Especialistas em Engenharia de Tráfego e Trânsito afirmam que novas obras viárias somente terão efeito na mobilidade de São Paulo caso os projetos priorizem o transporte coletivo. Os projetos das avenidas a serem abertas em São Paulo devem contemplar a construção de corredores de ônibus, do contrário a cidade pára.

Melhor mesmo, para o consultor Horácio Figueira, seria investir os R$ 4 bilhões na expansão do metrô. "Daria para construir duas linhas de 12,5 quilômetros, como a Linha 4-Amarela. Seriam transportadas por dia dois milhões de pessoas."

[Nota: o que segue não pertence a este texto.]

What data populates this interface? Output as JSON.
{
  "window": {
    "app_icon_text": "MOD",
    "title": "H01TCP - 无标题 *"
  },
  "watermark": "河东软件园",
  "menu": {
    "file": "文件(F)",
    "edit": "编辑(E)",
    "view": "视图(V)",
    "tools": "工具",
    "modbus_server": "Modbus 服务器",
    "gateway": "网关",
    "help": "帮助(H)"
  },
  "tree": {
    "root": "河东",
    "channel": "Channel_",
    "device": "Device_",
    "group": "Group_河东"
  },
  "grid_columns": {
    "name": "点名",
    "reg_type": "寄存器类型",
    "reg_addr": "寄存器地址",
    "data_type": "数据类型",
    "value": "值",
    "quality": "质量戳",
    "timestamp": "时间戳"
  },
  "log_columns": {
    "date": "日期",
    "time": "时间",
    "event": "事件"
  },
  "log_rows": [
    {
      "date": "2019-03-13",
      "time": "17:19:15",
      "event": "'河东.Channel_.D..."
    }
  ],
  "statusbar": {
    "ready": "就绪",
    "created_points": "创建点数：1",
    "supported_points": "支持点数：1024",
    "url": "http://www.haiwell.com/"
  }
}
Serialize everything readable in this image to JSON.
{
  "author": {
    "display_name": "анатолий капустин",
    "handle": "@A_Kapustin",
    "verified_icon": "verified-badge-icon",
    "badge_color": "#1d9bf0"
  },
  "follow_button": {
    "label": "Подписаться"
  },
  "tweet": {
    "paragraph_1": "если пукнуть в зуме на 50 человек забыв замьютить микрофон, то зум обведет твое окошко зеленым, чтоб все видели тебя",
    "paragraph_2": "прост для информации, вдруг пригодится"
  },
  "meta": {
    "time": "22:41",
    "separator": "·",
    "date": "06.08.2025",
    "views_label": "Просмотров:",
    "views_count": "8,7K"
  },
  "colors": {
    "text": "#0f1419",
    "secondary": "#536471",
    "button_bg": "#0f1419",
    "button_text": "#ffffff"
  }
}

Na avaliação de Figueira, a cidade já vive um colapso urbano e a construção de novas faixas de rolagem levaria também ao colapso ambiental. "Fico revoltado, até como cidadão, ao ver meu dinheiro jogado no lixo por não se investir pesado em ônibus. Esse tipo de projeto incentiva o automóvel e o congestionamento das novas vias", afirma. O projeto seria bem-vindo, diz Figueira, se a cidade tivesse hoje 500 quilômetros de corredores exclusivos de ônibus, com velocidade, oferta e conforto.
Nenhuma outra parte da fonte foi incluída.